Checks Before Moving On

  • fixture_inventory_present: a single inventory reconciles fixtures across the test tree, CI storage, and any capture store; mismatches are listed.
  • classification_assigned: every fixture has one class from hand-built, synthetic, captured, derived golden, or shared seeded.
  • scope_documented: every fixture has a stated scope and shared state has isolation and teardown checks.
  • anonymization_applied: every captured fixture has an applied anonymization transform sufficient against direct and quasi-identifier reidentification or an explicit recorded exception.
  • restore_procedure: every fixture has a documented restore-or-regenerate procedure and an estimated runtime.
  • drift_detection_plan: production-distribution comparison is defined for the fields the tests rely on, with cadence, threshold, and local triage procedure.
  • golden_rule: each golden file has a regeneration procedure, and intentional-change rule.
  • orphan_culled: fixtures with no callers or no recoverable source are listed with remediation.

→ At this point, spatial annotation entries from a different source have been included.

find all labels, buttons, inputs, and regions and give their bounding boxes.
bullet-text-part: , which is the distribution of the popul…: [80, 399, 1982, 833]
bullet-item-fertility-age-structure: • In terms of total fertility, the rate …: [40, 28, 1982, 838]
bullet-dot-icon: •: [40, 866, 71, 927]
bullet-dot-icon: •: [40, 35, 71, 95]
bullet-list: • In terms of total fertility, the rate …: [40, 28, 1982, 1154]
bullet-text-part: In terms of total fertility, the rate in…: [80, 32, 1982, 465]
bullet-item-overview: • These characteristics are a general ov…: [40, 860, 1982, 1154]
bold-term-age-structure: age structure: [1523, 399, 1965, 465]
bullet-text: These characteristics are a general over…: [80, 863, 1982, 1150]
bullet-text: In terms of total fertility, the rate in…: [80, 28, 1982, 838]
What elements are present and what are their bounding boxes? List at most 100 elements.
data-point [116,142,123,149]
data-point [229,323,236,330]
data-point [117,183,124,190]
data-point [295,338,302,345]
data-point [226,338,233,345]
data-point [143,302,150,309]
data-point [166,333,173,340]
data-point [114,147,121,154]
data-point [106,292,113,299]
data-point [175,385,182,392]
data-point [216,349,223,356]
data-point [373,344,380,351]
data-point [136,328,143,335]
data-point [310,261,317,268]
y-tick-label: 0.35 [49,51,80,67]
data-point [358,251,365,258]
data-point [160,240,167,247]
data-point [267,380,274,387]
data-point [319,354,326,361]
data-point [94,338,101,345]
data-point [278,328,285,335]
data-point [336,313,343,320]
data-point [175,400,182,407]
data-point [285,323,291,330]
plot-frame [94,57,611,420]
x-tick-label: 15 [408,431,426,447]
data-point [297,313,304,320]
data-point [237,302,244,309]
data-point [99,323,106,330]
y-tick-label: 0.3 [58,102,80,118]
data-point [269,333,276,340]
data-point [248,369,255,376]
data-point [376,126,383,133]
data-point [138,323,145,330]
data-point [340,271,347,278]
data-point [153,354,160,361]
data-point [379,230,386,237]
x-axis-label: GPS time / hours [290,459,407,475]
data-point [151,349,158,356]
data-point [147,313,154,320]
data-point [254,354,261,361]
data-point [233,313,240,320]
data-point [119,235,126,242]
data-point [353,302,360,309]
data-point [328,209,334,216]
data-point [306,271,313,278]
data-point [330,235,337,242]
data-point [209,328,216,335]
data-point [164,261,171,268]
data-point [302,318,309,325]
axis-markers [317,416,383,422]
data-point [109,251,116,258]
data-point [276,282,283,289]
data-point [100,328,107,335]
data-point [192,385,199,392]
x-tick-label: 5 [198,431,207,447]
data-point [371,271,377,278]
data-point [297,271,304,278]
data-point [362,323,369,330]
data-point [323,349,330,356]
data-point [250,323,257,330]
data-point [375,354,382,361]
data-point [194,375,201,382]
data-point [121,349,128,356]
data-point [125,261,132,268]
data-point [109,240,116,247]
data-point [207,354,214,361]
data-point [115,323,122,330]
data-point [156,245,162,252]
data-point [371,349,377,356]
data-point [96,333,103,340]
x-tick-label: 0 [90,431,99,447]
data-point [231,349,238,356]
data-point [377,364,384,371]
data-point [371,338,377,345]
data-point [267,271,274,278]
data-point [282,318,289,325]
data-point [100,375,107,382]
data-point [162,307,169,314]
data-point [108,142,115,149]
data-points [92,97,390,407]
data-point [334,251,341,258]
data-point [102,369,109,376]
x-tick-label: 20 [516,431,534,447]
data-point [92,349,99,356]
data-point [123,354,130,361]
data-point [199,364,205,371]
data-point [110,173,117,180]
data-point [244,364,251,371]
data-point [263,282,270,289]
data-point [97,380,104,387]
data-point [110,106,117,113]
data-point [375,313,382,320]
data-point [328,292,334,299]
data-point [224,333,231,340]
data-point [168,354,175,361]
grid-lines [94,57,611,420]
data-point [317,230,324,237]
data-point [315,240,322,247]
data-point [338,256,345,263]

Red Flags - Stop And Rework

  • A fixture exists but no one knows where it came from or how to regenerate it.
  • Captured production data is in the test tree with no anonymization beyond field renaming.
  • Tests share mutable state and pass only in a specific order.
  • Goldens are regenerated automatically when they fail, erasing the test's signal.
  • A schema change broke tests because fixtures pinned an obsolete shape and no drift signal fired.
  • Anonymization is documented but the transform has not been re-applied since the last production-schema change.
  • Hard-to-construct fixtures are hand-typed in many test files, drifting from each other and from production.

Common Mistakes

Mistake Correction
Treating fixtures as throwaway test code Inventory fixtures with classification, and restore procedure.
Field-rename as anonymization Apply transforms against direct and quasi-identifier reidentification; record the policy.
Shared mutable seeded state Default to per-test scope; require isolation and teardown commands for shared state.
Auto-regenerating goldens on failure Require an explicit check for golden regeneration; distinguish intentional change from drift.
Capturing once and forgetting Set a refresh cadence and a recapture procedure tied to schema changes.
Hand-typing combinatorial scenarios Use generators or scenario builders with seeds for reproducibility.
No drift signal Compare fixture distributions to production at a defined cadence with a triage path.